Ohio Senate should protect patients’ rights

No person should die for want of a safe medication that doesn’t meet a hospital’s “protocol” or doesn’t comply with a pharmacist’s whim or agenda.

In September 2021 my wife, Amy, passed away with covid after Ohio pharmacists refused to fill a safe prescription that her doctor determined would be the best treatment for her condition. During the same month, Dave and Angie Plant, of Wooster, passed away after the hospital they were in refused to allow them to have prescriptions that didn’t conform to the hospital’s protocol. In the end, the hospital’s protocol didn’t keep Dave and Angie alive.

On the contrary, it may have killed them.

There is no way of knowing for sure whether the treatment prescribed by Amy’s doctor would have saved her life. There is no way of knowing for sure whether the treatment prescribed by Dave and Angie’s doctor would have saved their lives.

But they should have had the right to try.

That’s why the Ohio House of Representatives last June overwhelmingly passed HB73—the “Dave & Angie Patient and Health Provider Protection Act”—by a vote of 75-16, with bipartisan support.

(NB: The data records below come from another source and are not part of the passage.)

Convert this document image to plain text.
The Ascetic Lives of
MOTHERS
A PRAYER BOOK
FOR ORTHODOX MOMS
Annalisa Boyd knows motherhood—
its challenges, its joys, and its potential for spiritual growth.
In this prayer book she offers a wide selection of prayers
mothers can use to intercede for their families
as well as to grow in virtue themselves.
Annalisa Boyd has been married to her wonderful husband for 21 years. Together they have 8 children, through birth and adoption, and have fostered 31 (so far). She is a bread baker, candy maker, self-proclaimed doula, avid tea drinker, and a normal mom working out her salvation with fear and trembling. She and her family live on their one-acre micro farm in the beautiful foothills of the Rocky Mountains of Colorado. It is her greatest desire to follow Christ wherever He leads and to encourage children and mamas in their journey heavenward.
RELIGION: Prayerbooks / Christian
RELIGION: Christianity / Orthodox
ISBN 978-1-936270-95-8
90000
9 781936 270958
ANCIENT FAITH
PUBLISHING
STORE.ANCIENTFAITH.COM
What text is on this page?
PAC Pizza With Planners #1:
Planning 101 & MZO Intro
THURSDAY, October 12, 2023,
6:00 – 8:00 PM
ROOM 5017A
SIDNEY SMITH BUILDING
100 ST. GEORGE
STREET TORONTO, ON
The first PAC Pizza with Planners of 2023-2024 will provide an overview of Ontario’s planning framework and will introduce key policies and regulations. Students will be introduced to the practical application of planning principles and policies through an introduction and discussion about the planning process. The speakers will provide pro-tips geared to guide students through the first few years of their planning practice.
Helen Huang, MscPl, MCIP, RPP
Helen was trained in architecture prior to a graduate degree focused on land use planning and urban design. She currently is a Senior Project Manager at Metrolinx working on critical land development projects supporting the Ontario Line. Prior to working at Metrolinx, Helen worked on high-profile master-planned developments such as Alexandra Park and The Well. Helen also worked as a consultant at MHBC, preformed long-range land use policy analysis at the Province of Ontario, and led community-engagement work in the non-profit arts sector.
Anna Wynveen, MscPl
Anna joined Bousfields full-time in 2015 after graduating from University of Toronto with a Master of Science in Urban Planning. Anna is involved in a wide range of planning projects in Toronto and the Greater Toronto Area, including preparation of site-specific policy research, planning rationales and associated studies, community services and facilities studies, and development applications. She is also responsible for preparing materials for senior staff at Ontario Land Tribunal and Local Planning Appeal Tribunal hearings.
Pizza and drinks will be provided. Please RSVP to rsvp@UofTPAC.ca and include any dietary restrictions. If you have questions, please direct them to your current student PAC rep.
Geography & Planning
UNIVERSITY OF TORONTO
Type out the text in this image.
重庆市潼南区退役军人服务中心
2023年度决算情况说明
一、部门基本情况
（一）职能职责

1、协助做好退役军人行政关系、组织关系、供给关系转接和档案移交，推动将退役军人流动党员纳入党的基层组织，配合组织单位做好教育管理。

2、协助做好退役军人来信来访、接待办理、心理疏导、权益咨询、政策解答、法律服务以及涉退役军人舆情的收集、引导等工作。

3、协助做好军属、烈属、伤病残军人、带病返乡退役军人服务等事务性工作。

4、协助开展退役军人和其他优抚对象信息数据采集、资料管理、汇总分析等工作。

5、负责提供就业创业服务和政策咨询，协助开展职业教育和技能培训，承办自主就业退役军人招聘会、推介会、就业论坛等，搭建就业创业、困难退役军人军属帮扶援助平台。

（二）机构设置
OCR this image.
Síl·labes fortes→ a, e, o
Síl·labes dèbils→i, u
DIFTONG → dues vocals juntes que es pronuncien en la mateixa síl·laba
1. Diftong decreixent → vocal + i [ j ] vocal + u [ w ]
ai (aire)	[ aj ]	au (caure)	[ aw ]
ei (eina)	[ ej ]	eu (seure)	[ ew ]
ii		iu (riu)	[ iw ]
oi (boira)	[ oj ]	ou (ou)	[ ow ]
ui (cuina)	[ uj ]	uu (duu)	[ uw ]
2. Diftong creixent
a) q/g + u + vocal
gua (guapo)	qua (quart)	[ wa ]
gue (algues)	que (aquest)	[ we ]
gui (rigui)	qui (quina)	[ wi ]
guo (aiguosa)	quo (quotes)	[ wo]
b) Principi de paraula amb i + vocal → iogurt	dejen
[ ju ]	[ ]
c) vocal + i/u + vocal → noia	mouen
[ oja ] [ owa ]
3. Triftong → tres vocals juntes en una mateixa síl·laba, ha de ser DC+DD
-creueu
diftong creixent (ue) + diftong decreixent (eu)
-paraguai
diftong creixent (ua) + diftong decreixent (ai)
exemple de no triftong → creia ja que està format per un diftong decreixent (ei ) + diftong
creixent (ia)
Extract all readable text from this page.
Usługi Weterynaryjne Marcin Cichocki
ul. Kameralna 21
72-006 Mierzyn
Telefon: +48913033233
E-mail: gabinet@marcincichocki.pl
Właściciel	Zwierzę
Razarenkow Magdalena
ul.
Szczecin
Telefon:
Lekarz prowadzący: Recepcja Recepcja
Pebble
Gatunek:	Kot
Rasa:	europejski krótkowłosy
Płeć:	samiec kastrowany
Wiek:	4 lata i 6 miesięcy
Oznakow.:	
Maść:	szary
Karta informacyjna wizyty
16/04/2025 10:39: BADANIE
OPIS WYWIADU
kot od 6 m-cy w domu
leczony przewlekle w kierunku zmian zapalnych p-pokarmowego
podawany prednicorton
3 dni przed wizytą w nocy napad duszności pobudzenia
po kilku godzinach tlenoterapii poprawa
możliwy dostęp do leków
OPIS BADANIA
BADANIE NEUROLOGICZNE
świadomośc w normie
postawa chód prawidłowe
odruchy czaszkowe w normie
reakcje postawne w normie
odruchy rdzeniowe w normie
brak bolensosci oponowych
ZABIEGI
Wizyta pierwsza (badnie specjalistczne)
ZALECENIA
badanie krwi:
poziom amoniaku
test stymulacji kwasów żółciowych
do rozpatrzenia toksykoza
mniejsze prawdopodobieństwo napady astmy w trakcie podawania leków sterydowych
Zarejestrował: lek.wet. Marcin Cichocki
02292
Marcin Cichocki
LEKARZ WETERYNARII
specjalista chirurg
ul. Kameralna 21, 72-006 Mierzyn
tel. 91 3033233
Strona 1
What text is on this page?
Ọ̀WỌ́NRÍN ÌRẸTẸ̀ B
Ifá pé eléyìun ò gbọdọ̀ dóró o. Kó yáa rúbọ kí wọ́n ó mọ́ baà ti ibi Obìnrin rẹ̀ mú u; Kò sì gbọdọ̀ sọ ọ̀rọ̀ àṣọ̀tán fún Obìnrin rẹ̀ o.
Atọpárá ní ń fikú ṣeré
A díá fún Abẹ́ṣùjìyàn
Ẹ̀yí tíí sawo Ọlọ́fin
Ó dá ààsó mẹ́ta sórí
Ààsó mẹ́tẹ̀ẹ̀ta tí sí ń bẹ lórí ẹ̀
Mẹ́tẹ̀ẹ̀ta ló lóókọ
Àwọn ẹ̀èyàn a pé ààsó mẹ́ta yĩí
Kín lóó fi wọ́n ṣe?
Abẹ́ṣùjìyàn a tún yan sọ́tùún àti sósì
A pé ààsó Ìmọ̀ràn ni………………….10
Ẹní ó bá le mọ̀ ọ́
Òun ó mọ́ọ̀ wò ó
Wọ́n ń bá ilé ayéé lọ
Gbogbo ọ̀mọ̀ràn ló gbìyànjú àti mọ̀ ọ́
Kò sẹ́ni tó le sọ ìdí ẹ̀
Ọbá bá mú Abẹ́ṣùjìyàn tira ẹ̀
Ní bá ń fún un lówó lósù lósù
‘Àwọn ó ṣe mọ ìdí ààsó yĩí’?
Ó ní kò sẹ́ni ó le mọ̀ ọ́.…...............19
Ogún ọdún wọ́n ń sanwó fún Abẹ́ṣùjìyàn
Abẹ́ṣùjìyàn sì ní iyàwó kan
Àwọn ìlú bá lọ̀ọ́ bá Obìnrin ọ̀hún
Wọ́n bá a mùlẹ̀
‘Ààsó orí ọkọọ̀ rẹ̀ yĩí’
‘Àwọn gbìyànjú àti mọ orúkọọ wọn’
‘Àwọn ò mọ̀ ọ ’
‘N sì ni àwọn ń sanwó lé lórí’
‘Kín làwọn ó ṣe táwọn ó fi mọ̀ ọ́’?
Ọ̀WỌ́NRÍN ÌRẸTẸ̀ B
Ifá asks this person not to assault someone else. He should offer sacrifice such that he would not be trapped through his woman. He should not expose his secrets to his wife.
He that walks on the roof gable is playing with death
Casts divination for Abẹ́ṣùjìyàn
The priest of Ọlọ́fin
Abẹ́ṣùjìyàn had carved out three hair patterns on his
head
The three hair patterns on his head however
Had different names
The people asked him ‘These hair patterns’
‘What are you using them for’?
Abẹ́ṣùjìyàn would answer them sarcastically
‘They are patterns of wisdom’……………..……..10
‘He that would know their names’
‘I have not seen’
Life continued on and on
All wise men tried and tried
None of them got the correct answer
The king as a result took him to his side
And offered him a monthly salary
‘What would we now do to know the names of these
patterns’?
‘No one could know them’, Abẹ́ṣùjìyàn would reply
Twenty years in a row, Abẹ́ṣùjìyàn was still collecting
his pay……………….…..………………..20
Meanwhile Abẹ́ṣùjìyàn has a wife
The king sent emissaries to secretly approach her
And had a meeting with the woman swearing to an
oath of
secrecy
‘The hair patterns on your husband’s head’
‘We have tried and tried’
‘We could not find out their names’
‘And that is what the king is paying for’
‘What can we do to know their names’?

The Ohio Senate must do the same.

After a long delay, the Senate Committee on Health on May 22 held a hearing on the bill and received more than 80 letters of support (my letter is here) from doctors, medical professionals and victimized families whose loved ones were denied potentially lifesaving treatments by hospitals and pharmacists.

It is so self-evident that it shouldn’t need to be stated that a person has the God-given right to make his or her own medical decisions. It is even more obvious when those decisions make the difference between life and death. Such decisions are not games to be played, points to be made and shouldn’t be subject to financial or political agendas.

After Amy’s passing I spoke with several pharmacists in Strongsville about the reason they refused to fill safe, FDA-approved prescriptions to treat patients with covid—prescriptions that were, in doctors’ judgement, the best options for their patients. Two pharmacists cited their employers’ corporate policy for their refusal to fill. One pharmacist incredibly told me that it was her decision—not her company’s policy, but her’s—to refuse to fill potentially life saving prescriptions. This pharmacist took it upon herself to be the almighty arbiter who stood between doctors and their dying patients.

This can no longer be tolerated.

If a person’s right to medical freedom—the right to make his or her own life and death health decisions—is taken away, so also are his or her fundamental rights to life and liberty.

In the interest of ethics, morality and basic human decency, Chairman Stephen Huffman (R) and other members of the Senate Health Committee should vote for medical freedom and in favor of the Dave & Angie Patient and Health Provider Protection Act.